Spring Gardening

This past weekend was perfect for getting some work done in the garden, not only because of the decent weather, but because my box of bare-root perennials arrived from Lindenberg's, most of them already starting to grow. This pale, unhealthy-looking growth means the plants need soil, water and light right away, so we either had to pot them up indoors (but I didn't have that many big pots or enough potting soil) or plant them outside. So we really couldn't procrastinate any more.

The best thing we did was take down our last, ugly lilac bush. We also dug a new bed in our front yard, which up until now was mostly bare dirt and moss anyway. Then we planted all the perennials that came in the mail, mulched them with last year's leaves, and now we're praying that we don't get any hard frosts, since that new growth probably isn't acclimated to cold weather. If it does get cold at night, we'll just have to throw more leaves on them and hope for the best. So far, the coneflowers and the ostrich ferns are starting to look green, and hopefully the rest of them will perk up soon.

The alpine strawberries we planted last year are already blooming, so we have high hopes for more strawberries this year. The arctic kiwi is starting to leaf out, although it appears to have suffered some die-back. Our cupid cherry is also leafing out and showed no die-back, but it looks a little sad because I pruned quite a few of its branches off. I'm trying to train it into a small tree, but it looks pretty pathetic right now. Hopefully it will look better when it grows a bit more.

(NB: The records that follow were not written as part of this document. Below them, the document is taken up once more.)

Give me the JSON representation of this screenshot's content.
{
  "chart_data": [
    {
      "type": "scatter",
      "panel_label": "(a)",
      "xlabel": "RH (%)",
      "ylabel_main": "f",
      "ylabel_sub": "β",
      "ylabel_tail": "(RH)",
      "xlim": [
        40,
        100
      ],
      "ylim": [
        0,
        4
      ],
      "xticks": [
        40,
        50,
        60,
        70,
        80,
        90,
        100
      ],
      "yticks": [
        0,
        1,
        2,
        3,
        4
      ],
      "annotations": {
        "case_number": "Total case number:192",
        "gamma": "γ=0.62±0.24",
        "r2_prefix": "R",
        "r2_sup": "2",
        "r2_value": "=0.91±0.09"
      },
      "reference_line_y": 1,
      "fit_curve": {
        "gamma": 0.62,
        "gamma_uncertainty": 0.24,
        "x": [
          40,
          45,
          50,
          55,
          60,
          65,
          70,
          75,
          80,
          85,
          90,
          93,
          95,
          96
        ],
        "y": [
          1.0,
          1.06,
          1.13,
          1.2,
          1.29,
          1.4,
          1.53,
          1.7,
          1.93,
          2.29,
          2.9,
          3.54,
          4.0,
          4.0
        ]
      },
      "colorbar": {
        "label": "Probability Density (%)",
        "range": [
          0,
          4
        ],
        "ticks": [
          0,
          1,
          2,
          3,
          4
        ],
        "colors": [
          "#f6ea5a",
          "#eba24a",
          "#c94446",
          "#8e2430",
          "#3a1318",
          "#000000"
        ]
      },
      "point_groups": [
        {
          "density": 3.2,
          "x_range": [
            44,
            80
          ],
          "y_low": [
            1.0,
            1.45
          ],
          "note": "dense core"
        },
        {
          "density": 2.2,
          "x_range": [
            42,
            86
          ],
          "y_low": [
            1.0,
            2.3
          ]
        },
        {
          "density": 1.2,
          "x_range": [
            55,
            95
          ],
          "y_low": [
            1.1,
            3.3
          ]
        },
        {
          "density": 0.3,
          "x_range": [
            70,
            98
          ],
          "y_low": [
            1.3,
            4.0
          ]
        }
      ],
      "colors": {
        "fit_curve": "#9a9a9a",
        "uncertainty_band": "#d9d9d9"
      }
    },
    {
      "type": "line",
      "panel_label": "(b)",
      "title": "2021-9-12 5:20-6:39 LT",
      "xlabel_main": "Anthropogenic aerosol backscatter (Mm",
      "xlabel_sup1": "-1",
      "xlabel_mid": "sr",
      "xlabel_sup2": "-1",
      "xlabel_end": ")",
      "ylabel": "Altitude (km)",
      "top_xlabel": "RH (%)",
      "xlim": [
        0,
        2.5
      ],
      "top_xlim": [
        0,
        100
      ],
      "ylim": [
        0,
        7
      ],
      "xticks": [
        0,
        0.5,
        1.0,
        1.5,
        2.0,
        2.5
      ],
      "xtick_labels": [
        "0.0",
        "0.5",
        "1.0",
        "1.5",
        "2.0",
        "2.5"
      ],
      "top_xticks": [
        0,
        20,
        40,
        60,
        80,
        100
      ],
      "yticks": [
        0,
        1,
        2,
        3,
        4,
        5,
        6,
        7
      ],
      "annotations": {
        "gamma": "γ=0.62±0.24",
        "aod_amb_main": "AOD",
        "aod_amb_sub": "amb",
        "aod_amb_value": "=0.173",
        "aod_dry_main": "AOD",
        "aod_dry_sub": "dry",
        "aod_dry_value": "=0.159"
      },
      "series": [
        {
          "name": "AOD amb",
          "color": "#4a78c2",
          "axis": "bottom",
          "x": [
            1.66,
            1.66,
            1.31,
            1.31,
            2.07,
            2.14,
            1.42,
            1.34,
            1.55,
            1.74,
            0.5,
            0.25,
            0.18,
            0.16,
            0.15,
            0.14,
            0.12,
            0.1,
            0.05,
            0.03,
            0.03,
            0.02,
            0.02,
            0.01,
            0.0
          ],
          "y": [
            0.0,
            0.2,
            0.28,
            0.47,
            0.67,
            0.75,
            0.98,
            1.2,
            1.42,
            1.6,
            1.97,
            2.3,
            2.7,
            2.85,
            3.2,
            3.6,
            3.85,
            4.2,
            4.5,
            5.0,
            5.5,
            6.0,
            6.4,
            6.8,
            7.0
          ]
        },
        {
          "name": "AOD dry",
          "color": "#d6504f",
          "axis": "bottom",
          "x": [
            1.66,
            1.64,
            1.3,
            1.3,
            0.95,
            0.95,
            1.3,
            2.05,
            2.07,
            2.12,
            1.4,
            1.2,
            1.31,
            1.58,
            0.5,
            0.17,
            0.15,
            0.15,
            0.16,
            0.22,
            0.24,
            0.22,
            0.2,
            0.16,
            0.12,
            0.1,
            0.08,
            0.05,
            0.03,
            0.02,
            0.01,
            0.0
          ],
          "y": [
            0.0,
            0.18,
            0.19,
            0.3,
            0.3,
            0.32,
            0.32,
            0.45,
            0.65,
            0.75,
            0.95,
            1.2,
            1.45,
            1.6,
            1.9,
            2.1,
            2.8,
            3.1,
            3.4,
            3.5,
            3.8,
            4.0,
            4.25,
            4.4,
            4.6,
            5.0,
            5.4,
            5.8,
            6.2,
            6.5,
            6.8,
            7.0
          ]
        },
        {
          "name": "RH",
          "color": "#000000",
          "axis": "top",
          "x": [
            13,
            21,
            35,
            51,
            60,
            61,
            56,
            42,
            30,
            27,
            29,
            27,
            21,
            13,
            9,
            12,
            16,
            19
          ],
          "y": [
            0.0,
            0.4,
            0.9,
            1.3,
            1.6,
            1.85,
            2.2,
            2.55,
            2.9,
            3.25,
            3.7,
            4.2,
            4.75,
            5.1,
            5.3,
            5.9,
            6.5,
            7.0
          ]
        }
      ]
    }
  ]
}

The hardy rosebush we planted last year looks great, with lots of leaves right to the ends of its branches. We were also pleasantly surprised to find a lily coming up that I thought had died, although it was a little disconcerting to find it with a shovel while digging a hole for something else.

It's wonderful to see so many things that we planted a year or two ago coming back and making good progress, so now we're just hoping to see some success with the plants we put in this year.


  1. I have found plenty of plants with a shovel while not really looking for them. I killed quite a few of those as well. Some like the abuse; lilies fall in that category - except Stargazers. They are fusspots.

  2. Hi Cassandra,

    Well, if they were field-grown plants, then maybe our little blizzard will just slow them down a bit and give them lots of water once it melts. I got a bunch of divisions from a friend on Sunday and industriously put them in the ground as soon as I got home (along with a couple of herbs that I picked up at a greenhouse along the way). Now I can't even see where they are, it is all white. Some of the tulips melted out today and still seem to be alive, so I guess we will see.